There was no time to lose. The great voids roared in the sky, eating the stars.

IS IT YOU? YOU’RE REALLY HERE?

Yes, Dr. Evel, it’s really me.

“Dr. Evel.” Now I know it’s you.

Dr. Awwal Sant. I’m with a desi friend. Can we come in? Three of us is a party.

The place is surrounded. You know that.

Tell me what to do.

Don’t come anywhere near CentCorp. Follow the highway to Boyes Hot Springs. I’ll send a car to meet you at the Cochon Volant BBQ.

There’s a back way in?

There’s a tunnel. Go down the tunnel toward the light.

EVEN BEFORE HE HAD completed his journey through the tunnel, Quichotte, now, at the last, the clearest minded and sanest of men, had understood that this was an earthly version of the same tunnel of which people speak, which appears at the end of life, and in which at a certain point one may have the choice of turning back toward the beautiful temporariness of the world, or of going forward into the purity of the Eternal. He understood, furthermore, that when the entire fabric, the warp and weft of everything, was unraveling, when the stars were dying and history itself was coming to an end, then the possibility of taking one magic step through a gateway and starting over in a new, Edenic location was a fairy tale, not to be taken seriously. In other words, there was no escape from Death, not even if one hurtled across a continent in search of Life, for there at the end of the journey was the hooded figure waiting for you with open arms.

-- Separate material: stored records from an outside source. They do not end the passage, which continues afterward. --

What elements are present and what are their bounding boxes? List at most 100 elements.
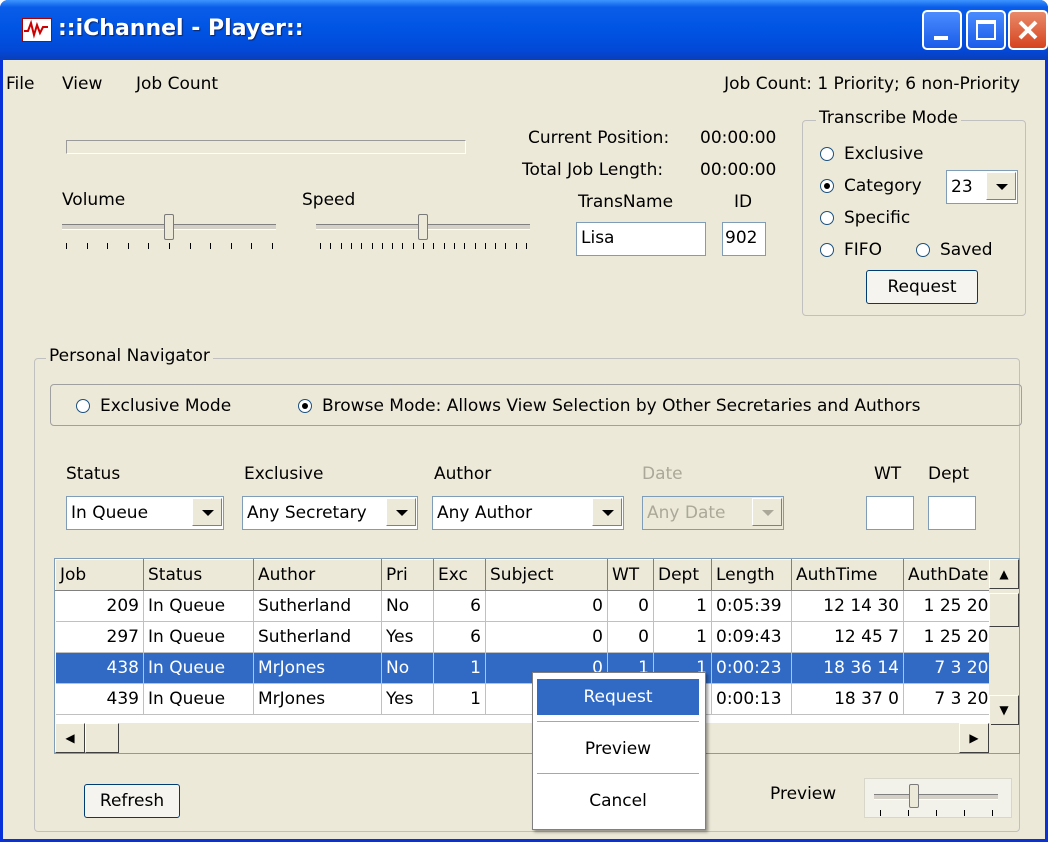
table-cell: No bbox=[381, 590, 434, 622]
radio-specific-label: Specific bbox=[844, 208, 911, 228]
table-cell: 1 bbox=[653, 590, 712, 622]
table-cell: 209 bbox=[55, 590, 144, 622]
table-row[interactable]: 438 In Queue MrJones No 1 0 1 1 0:00:23 18 36 14 7… bbox=[55, 652, 994, 684]
radio-category[interactable]: Category bbox=[820, 176, 922, 196]
exclusive-filter-select[interactable]: Any Secretary bbox=[242, 496, 418, 530]
context-preview[interactable]: Preview bbox=[537, 731, 699, 767]
column-header[interactable]: Length bbox=[711, 559, 792, 591]
table-cell: 12 45 7 bbox=[791, 621, 904, 653]
radio-fifo[interactable]: FIFO bbox=[820, 240, 882, 260]
context-request[interactable]: Request bbox=[537, 679, 699, 715]
table-cell: 7 3 20 bbox=[903, 652, 994, 684]
column-header[interactable]: Job bbox=[55, 559, 144, 591]
context-separator bbox=[537, 721, 699, 722]
table-cell: 439 bbox=[55, 683, 144, 715]
table-row[interactable]: 209 In Queue Sutherland No 6 0 0 1 0:05:39 12 14 … bbox=[55, 590, 994, 622]
exclusive-filter-label: Exclusive bbox=[244, 464, 324, 484]
volume-label: Volume bbox=[62, 190, 126, 210]
column-header[interactable]: AuthTime bbox=[791, 559, 904, 591]
column-header[interactable]: Author bbox=[253, 559, 382, 591]
radio-dot bbox=[820, 211, 834, 225]
close-icon bbox=[1018, 20, 1038, 40]
table-row[interactable]: 297 In Queue Sutherland Yes 6 0 0 1 0:09:43 12 45… bbox=[55, 621, 994, 653]
minimize-button[interactable] bbox=[922, 10, 962, 50]
hscroll-thumb[interactable] bbox=[85, 723, 119, 753]
playback-progress-bar[interactable] bbox=[66, 140, 466, 154]
radio-dot bbox=[76, 399, 90, 413]
table-cell: 7 3 20 bbox=[903, 683, 994, 715]
column-header[interactable]: Dept bbox=[653, 559, 712, 591]
table-cell: 438 bbox=[55, 652, 144, 684]
column-header[interactable]: AuthDate bbox=[902, 559, 994, 591]
table-cell: 0 bbox=[607, 590, 654, 622]
radio-exclusive[interactable]: Exclusive bbox=[820, 144, 923, 164]
dept-filter-label: Dept bbox=[928, 464, 970, 484]
table-cell: 1 25 20 bbox=[903, 590, 994, 622]
table-cell: 0:09:43 bbox=[711, 621, 792, 653]
scroll-left-icon[interactable]: ◀ bbox=[55, 723, 85, 753]
transname-field[interactable]: Lisa bbox=[576, 222, 706, 256]
exclusive-mode-label: Exclusive Mode bbox=[100, 396, 232, 416]
transcribe-mode-title: Transcribe Mode bbox=[816, 108, 961, 128]
author-filter-select[interactable]: Any Author bbox=[432, 496, 624, 530]
dept-filter-field[interactable] bbox=[928, 496, 976, 530]
radio-dot bbox=[298, 399, 312, 413]
table-cell: 0:00:23 bbox=[711, 652, 792, 684]
table-cell: 1 25 20 bbox=[903, 621, 994, 653]
status-filter-label: Status bbox=[66, 464, 121, 484]
slider-thumb[interactable] bbox=[418, 214, 428, 240]
table-cell: No bbox=[381, 652, 434, 684]
vertical-scrollbar[interactable]: ▲ ▼ bbox=[989, 559, 1019, 753]
chevron-down-icon[interactable] bbox=[986, 172, 1016, 200]
radio-exclusive-label: Exclusive bbox=[844, 144, 924, 164]
id-field[interactable]: 902 bbox=[722, 222, 766, 256]
radio-saved[interactable]: Saved bbox=[916, 240, 993, 260]
table-cell: 18 37 0 bbox=[791, 683, 904, 715]
table-cell: MrJones bbox=[253, 683, 382, 715]
title-bar[interactable]: ::iChannel - Player:: bbox=[0, 0, 1048, 60]
request-button[interactable]: Request bbox=[866, 270, 978, 304]
menu-file[interactable]: File bbox=[6, 74, 34, 94]
slider-thumb[interactable] bbox=[908, 784, 919, 808]
slider-thumb[interactable] bbox=[164, 214, 174, 240]
table-cell: 1 bbox=[433, 683, 486, 715]
scroll-thumb[interactable] bbox=[989, 593, 1019, 627]
column-header[interactable]: Pri bbox=[381, 559, 434, 591]
scroll-up-icon[interactable]: ▲ bbox=[989, 559, 1019, 589]
table-cell: Sutherland bbox=[253, 590, 382, 622]
menu-job-count[interactable]: Job Count bbox=[136, 74, 218, 94]
maximize-button[interactable] bbox=[966, 10, 1006, 50]
table-cell: 1 bbox=[433, 652, 486, 684]
column-header[interactable]: WT bbox=[607, 559, 654, 591]
context-separator bbox=[537, 773, 699, 774]
table-cell: Yes bbox=[381, 683, 434, 715]
chevron-down-icon[interactable] bbox=[386, 498, 416, 526]
horizontal-scrollbar[interactable]: ◀ ▶ bbox=[55, 723, 991, 753]
wt-filter-field[interactable] bbox=[866, 496, 914, 530]
context-cancel[interactable]: Cancel bbox=[537, 783, 699, 819]
job-count-status: Job Count: 1 Priority; 6 non-Priority bbox=[724, 74, 1020, 94]
wt-filter-label: WT bbox=[874, 464, 902, 484]
status-filter-select[interactable]: In Queue bbox=[66, 496, 224, 530]
chevron-down-icon[interactable] bbox=[592, 498, 622, 526]
preview-label: Preview bbox=[770, 784, 837, 804]
table-row[interactable]: 439In QueueMrJonesYes110:00:1318 37 07 3… bbox=[55, 683, 994, 715]
date-filter-select: Any Date bbox=[642, 496, 784, 530]
column-header[interactable]: Status bbox=[143, 559, 254, 591]
radio-exclusive-mode[interactable]: Exclusive Mode bbox=[76, 396, 231, 416]
category-select[interactable]: 23 bbox=[946, 170, 1018, 204]
close-button[interactable] bbox=[1008, 10, 1048, 50]
table-cell: 0 bbox=[485, 621, 608, 653]
total-length-value: 00:00:00 bbox=[700, 160, 777, 180]
refresh-button[interactable]: Refresh bbox=[84, 784, 180, 818]
radio-specific[interactable]: Specific bbox=[820, 208, 910, 228]
radio-category-label: Category bbox=[844, 176, 922, 196]
radio-browse-mode[interactable]: Browse Mode: Allows View Selection by Ot… bbox=[298, 396, 920, 416]
scroll-right-icon[interactable]: ▶ bbox=[959, 723, 989, 753]
column-header[interactable]: Exc bbox=[433, 559, 486, 591]
menu-view[interactable]: View bbox=[62, 74, 102, 94]
browse-mode-label: Browse Mode: Allows View Selection by Ot… bbox=[322, 396, 921, 416]
column-header[interactable]: Subject bbox=[485, 559, 608, 591]
chevron-down-icon[interactable] bbox=[192, 498, 222, 526]
scroll-down-icon[interactable]: ▼ bbox=[989, 695, 1019, 725]
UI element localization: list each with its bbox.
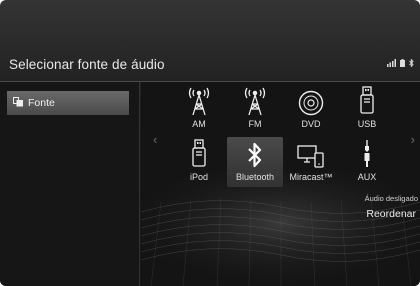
page-title: Selecionar fonte de áudio	[9, 57, 165, 72]
source-label: DVD	[301, 119, 321, 129]
reorder-button[interactable]: Reordenar	[366, 208, 416, 220]
source-ipod-button[interactable]: iPod	[171, 137, 227, 187]
next-page-button[interactable]: ›	[411, 132, 415, 147]
source-label: Bluetooth	[235, 172, 275, 182]
antenna-icon	[244, 84, 266, 116]
status-bar	[387, 59, 414, 67]
usb-icon	[360, 84, 374, 116]
source-grid: ‹ › AM FM DVD USB iPod Bluetooth Miracas…	[141, 82, 420, 286]
audio-off-note[interactable]: Áudio desligado	[365, 194, 418, 203]
wave-background	[141, 172, 420, 286]
sidebar: Fonte	[0, 82, 140, 286]
source-aux-button[interactable]: AUX	[339, 137, 395, 187]
source-label: Miracast™	[289, 172, 333, 182]
previous-page-button[interactable]: ‹	[153, 132, 157, 147]
disc-icon	[298, 84, 324, 116]
source-label: USB	[357, 119, 377, 129]
source-usb-button[interactable]: USB	[339, 84, 395, 134]
sidebar-item-label: Fonte	[28, 97, 55, 109]
battery-icon	[400, 59, 405, 67]
source-label: iPod	[189, 172, 208, 182]
sidebar-item-fonte[interactable]: Fonte	[7, 91, 129, 115]
source-bluetooth-button[interactable]: Bluetooth	[227, 137, 283, 187]
bluetooth-icon	[247, 137, 263, 169]
source-label: FM	[248, 119, 262, 129]
source-label: AM	[192, 119, 206, 129]
ipod-icon	[192, 137, 206, 169]
bluetooth-status-icon	[409, 59, 414, 67]
miracast-icon	[297, 137, 325, 169]
signal-icon	[387, 59, 396, 67]
audio-source-screen: Selecionar fonte de áudio Fonte ‹ › AM F…	[0, 0, 420, 286]
antenna-icon	[188, 84, 210, 116]
source-label: AUX	[357, 172, 377, 182]
source-miracast-button[interactable]: Miracast™	[283, 137, 339, 187]
source-icon	[13, 94, 24, 112]
source-am-button[interactable]: AM	[171, 84, 227, 134]
source-dvd-button[interactable]: DVD	[283, 84, 339, 134]
source-fm-button[interactable]: FM	[227, 84, 283, 134]
aux-icon	[362, 137, 372, 169]
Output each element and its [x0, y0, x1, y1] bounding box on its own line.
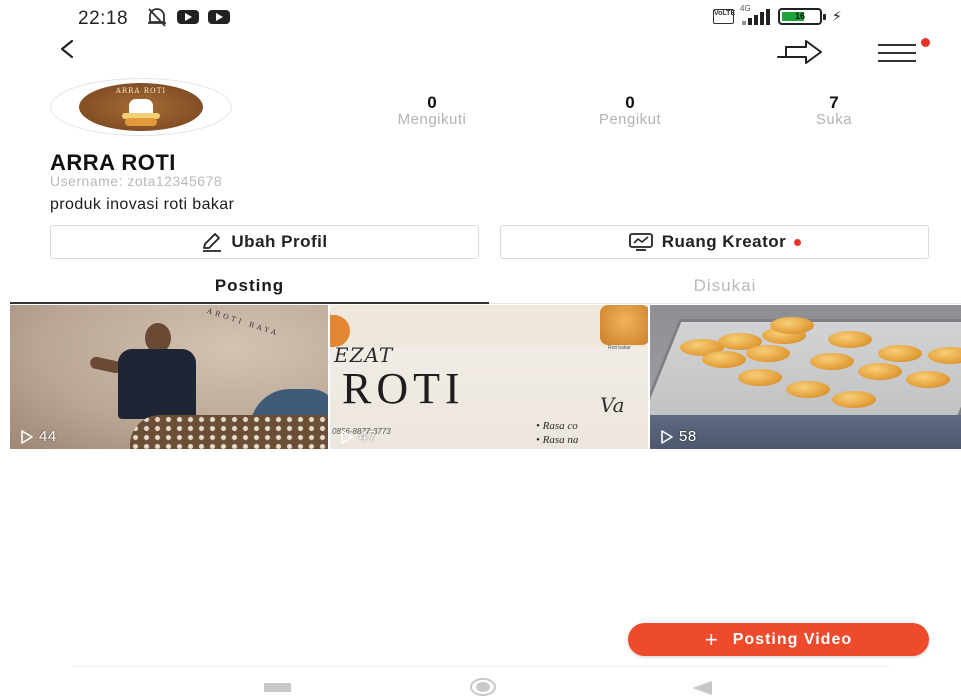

Nevertheless, he thought, it was better to play the game to the end, not to knock the black king over and resign but to wait for the checkmate move, to fight against the advancing white pieces until they could no longer be held back, because there was an endless supply of white chess pieces, but a strictly limited number of black kings. So at the end of the tunnel he got out of his old car, knowing he would never drive it again, silently thanked it for its years of unostentatious reliability, and went around to open the door for Miss Salma R, as a gentleman should. The liveried chauffeur who had driven the lead vehicle guided them toward a small railway car, in which they were carried through the interior organs of CentCorp to the room containing the brain.

CentCorp was all light, its interior space composed, or so it appeared to Quichotte, of great illuminated canyons pockmarked with small areas of relative darkness where, he guessed, actual human beings sat and did their work. He felt as if he were entering the sun itself, or at least the almost-as-radiant palace of the Sun King. Half blinded by the grandeur of the blazing white light, he failed to observe a single person until, at their journey’s end, their carriage door opened automatically and there to greet them was the Sun King himself, Dr. Evel, the scholar-entrepreneur and master of the NEXT gateway, Evel Cent.